O empresário Cláudio Yuri Baptista, de 32 anos, pode ter pagado R$ 50 mil para o matador de aluguel Keisson Eduardo de Oliveira, de 39 anos, conhecido como Boiadeiro, para assassinar o advogado José Arthur Vanzella Seba, de 32 anos, sócio de Cláudio.

 

Foi o que concluiu a investigação conduzida pelo delegado Wander Solgon, da Delegacia de Investigações Gerais (DIG) de Rio Preto. José Arthur foi morto a tiros no dia 19 de julho, no loteamento Parque dos Buritis, Zona Norte de Rio Preto.
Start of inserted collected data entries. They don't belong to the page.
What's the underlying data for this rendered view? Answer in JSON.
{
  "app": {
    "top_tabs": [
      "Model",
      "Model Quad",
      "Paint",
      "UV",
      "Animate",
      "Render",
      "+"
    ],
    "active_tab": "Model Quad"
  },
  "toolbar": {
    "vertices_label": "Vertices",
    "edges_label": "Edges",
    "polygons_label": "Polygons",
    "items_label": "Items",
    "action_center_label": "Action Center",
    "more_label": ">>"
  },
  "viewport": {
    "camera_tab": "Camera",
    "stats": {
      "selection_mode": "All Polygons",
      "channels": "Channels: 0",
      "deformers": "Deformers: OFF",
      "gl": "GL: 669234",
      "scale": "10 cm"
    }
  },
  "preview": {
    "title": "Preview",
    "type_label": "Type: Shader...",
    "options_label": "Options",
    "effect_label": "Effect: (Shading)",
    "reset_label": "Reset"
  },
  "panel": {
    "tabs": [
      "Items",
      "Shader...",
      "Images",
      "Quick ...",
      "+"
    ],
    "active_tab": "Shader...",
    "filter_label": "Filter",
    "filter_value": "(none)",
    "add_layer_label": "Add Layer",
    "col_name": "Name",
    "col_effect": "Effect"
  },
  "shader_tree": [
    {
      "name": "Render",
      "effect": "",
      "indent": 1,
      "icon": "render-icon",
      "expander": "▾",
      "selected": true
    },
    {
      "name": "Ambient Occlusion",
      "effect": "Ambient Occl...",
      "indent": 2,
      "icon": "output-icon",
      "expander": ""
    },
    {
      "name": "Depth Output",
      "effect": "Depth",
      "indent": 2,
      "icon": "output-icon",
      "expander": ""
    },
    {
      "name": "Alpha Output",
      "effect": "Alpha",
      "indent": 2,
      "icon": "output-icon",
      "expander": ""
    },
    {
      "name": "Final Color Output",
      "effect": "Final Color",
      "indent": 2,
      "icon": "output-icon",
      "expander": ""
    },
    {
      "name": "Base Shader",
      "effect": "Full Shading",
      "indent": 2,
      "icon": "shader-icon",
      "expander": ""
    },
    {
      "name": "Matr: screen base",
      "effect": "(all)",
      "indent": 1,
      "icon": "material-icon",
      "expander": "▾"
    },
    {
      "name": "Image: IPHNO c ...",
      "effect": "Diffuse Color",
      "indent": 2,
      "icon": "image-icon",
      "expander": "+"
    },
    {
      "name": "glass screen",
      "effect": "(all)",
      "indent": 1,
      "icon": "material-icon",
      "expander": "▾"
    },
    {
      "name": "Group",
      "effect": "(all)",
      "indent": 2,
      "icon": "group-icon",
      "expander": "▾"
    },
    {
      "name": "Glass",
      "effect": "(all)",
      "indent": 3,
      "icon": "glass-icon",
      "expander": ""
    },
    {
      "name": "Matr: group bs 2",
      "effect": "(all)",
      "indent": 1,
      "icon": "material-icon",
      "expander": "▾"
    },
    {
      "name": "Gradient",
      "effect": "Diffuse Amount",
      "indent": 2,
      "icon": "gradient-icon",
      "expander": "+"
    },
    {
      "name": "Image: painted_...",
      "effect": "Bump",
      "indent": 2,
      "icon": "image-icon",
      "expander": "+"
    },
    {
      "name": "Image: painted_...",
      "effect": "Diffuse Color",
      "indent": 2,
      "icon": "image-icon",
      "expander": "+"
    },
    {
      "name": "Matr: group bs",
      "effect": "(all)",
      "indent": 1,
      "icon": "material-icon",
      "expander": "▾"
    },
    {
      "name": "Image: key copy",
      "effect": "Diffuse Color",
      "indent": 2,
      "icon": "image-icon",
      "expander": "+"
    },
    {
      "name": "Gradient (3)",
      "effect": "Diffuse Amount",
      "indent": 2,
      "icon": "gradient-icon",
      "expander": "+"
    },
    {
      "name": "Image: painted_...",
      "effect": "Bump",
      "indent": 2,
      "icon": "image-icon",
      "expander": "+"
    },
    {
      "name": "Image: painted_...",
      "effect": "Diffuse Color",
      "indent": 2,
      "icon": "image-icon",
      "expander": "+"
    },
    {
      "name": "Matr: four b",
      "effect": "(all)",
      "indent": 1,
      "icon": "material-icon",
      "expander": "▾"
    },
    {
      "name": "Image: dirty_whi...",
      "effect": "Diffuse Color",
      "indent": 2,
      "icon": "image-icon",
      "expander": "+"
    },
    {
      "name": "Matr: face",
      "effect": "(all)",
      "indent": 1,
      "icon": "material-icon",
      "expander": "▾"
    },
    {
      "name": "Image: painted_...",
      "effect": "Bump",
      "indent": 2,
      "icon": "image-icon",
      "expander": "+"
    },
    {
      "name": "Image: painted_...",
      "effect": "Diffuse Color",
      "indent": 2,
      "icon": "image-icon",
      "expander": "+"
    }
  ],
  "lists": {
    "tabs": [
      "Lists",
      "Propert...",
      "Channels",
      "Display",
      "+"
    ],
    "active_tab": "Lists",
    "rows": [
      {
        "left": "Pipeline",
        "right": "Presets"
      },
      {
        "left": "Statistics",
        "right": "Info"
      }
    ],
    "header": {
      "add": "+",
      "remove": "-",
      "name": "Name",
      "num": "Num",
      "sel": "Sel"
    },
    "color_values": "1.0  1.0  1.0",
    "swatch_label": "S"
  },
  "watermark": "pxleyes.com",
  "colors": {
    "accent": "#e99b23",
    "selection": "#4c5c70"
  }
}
O advogado era filho de Jorge Augusto Seba, secretário de Planejamento de Votuporanga, mas morava e trabalhava em Rio Preto, onde mantinha uma empresa de seguros, em sociedade com Cláudio.

Cláudio e Keisson estão presos desde 21 de agosto, quando a DIG descobriu ligações telefônicas entre os dois um dia antes do assassinato do advogado, o que foi considerado como indício de que ambos estavam combinando o local do crime.

Após quebra de sigilo bancário, a polícia descobriu também que ,dias antes do crime, Cláudio sacou R$ 50 mil, valor exigido pelo matador de aluguel para comentar o crime.

“A investigação também conseguiu identificar a existência de pelo menos três apólices de seguro de vida em nome da vítima, tendo como único beneficiário o mandante do crime (Cláudio)”, informa o delegado coordenador da DIG, Fernando Tedde. O total do valor dos seguros a serem pagos à Cláudio pela morte de José Arthur não foi relevado pela polícia.

Para atrair o sócio até o local da emboscada, o loteamento dos Buritis, na zona norte de Rio Preto, Cláudio teria dito que precisava de José Arthur para acompanhá-lo na negociação de terrenos.

Boiadeiro já estava no local combinado e matou o advogado, que ainda estava dentro do carro. José Arthur foi atingido por tiros na região do pescoço e cabeça. Cláudio simulou ter fugido do local a pé, como se tudo tivesse sido inesperado, inclusive, prestou declarações na Central de Flagrantes dando esta versão.

Boiadeiro e Cláudio foram presos em cumprimento a mandados de prisão temporária. Na conclusão do inquérito, o delegado pediu a prisão preventiva do mandante e do matador, que vão ficar presos preventivamente até o julgamento no tribunal do juri.